Le martyre est un « baptême sanglant ». Celui qui meurt ainsi, même non baptisé, a ses péchés pardonnés et il obtient ipso facto la béatitude céleste. Dès lors, le martyr peut devenir un intercesseur. (Dans l’Antiquité, certains futurs martyrs emprisonnés ont joué ce rôle de leur vivant, ce qui n’était pas sans poser des problèmes).

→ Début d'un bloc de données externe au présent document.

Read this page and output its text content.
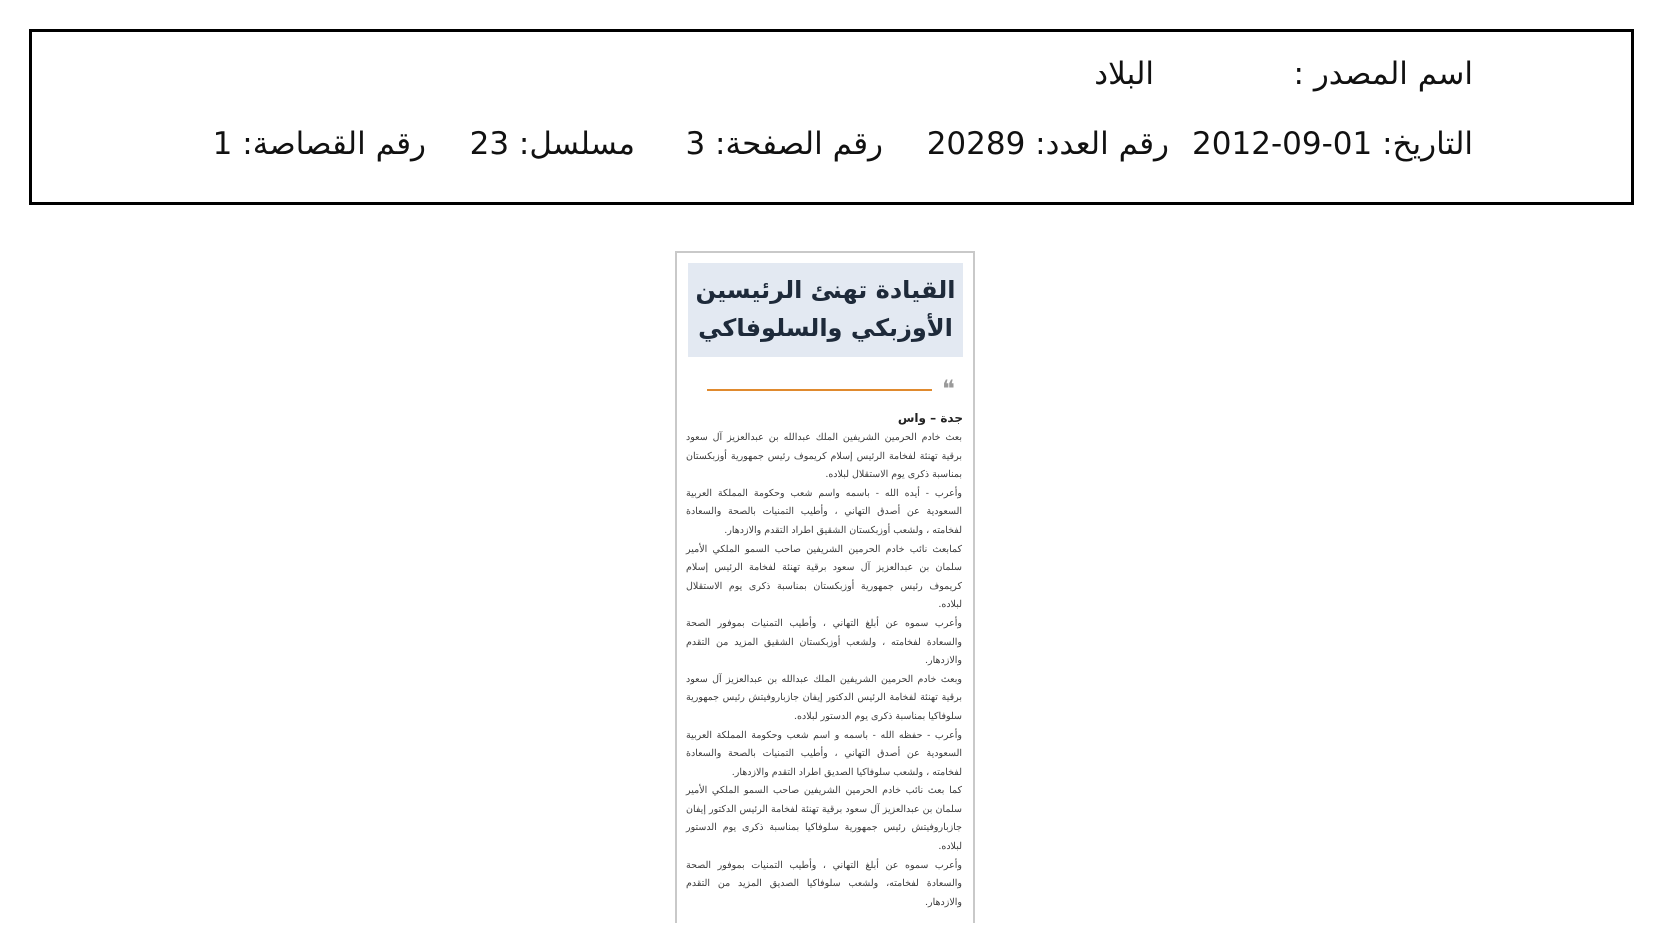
اسم المصدر :
البلاد
التاريخ: 01-09-2012
رقم العدد: 20289
رقم الصفحة: 3
مسلسل: 23
رقم القصاصة: 1
القيادة تهنئ الرئيسين
الأوزبكي والسلوفاكي
❝
جدة – واس

بعث خادم الحرمين الشريفين الملك عبدالله بن عبدالعزيز آل سعود برقية تهنئة لفخامة الرئيس إسلام كريموف رئيس جمهورية أوزبكستان بمناسبة ذكرى يوم الاستقلال لبلاده.

وأعرب - أيده الله - باسمه واسم شعب وحكومة المملكة العربية السعودية عن أصدق التهاني ، وأطيب التمنيات بالصحة والسعادة لفخامته ، ولشعب أوزبكستان الشقيق اطراد التقدم والازدهار.

كمابعث نائب خادم الحرمين الشريفين صاحب السمو الملكي الأمير سلمان بن عبدالعزيز آل سعود برقية تهنئة لفخامة الرئيس إسلام كريموف رئيس جمهورية أوزبكستان بمناسبة ذكرى يوم الاستقلال لبلاده.

وأعرب سموه عن أبلغ التهاني ، وأطيب التمنيات بموفور الصحة والسعادة لفخامته ، ولشعب أوزبكستان الشقيق المزيد من التقدم والازدهار.

وبعث خادم الحرمين الشريفين الملك عبدالله بن عبدالعزيز آل سعود برقية تهنئة لفخامة الرئيس الدكتور إيفان جازباروفيتش رئيس جمهورية سلوفاكيا بمناسبة ذكرى يوم الدستور لبلاده.

وأعرب - حفظه الله - باسمه و اسم شعب وحكومة المملكة العربية السعودية عن أصدق التهاني ، وأطيب التمنيات بالصحة والسعادة لفخامته ، ولشعب سلوفاكيا الصديق اطراد التقدم والازدهار.

كما بعث نائب خادم الحرمين الشريفين صاحب السمو الملكي الأمير سلمان بن عبدالعزيز آل سعود برقية تهنئة لفخامة الرئيس الدكتور إيفان جازباروفيتش رئيس جمهورية سلوفاكيا بمناسبة ذكرى يوم الدستور لبلاده.

وأعرب سموه عن أبلغ التهاني ، وأطيب التمنيات بموفور الصحة والسعادة لفخامته، ولشعب سلوفاكيا الصديق المزيد من التقدم والازدهار.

Seuls les martyrs en communion avec l’Église ou exprimant in extremis le désir de l’être (comme saint Hippolyte) méritent ce titre et obtiennent cette grâce. Les victimes hérétiques ou schismatiques des persécutions (donatistes p.ex.) ne sont pas vénérées comme des saints et l’Église ne se prononce pas sur leur salut.
Saint Ignace d'Antioche conçoit le martyr comme une libation pour accomplir l'Évangile du Christ Jésus.

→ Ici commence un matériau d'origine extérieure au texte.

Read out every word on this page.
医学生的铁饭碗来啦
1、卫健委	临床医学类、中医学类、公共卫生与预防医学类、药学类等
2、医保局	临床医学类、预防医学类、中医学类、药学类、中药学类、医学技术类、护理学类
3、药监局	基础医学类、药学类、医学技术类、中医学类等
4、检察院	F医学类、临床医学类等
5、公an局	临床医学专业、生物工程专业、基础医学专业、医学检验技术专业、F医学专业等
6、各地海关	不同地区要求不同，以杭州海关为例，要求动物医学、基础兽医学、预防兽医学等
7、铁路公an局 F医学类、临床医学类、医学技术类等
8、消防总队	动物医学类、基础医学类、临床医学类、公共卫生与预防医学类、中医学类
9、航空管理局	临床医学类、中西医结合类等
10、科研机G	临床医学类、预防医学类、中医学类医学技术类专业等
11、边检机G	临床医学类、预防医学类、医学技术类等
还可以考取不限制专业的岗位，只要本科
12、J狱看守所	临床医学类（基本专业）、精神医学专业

L’Église commémore le dies natalis (jour de la naissance au Ciel) des martyrs et, en général, des saints ; le calendrier qui rappelle ces occurrences est appelé Martyrologe.
Martyrs célèbres
Pour les chrétiens, le premier martyr (ou protomartyr) est saint Étienne, lapidé par ses auditeurs à Jérusalem, en présence de Saul, connu comme saint Paul.
Jésus, même s'il fut crucifié, n'est pas appelé martyr par les chrétiens. Les chrétiens considèrent que le martyr rend témoignage de la mort de Jésus-Christ, lequel est mort pour salut de tous les hommes.
Parmi les apôtres de Jésus-Christ, beaucoup sont réputés avoir subi le martyre, tel saint Pierre, crucifié la tête en bas, sous l'empereur Néron (64), saint Paul, tué la même année, ou saint Barthélemy, écorché vif.
Saint Jean serait le seul apôtre ayant subi le martyre mais en serait sorti indemne (Tertullien). Il était très jeune pendant la vie de Jésus sur Terre, et est mort très âgé en exil. L'évangile selon saint Jean est, parmi les quatre évangiles retenus dans le canon, le dernier écrit (vers l'an 100). Saint Jean est le seul à employer l'expression Paraclet au sujet de l'Esprit Saint. L'expression figure dans le Discours de la Cène (par exemple Jn, 14, 16), qui n'a pas d'équivalent dans les évangiles synoptiques. Saint Jean peut ainsi être considéré comme un témoin.
Les premiers saints de l'Église étaient des martyrs. Par la suite, l'expression saint a été élargie.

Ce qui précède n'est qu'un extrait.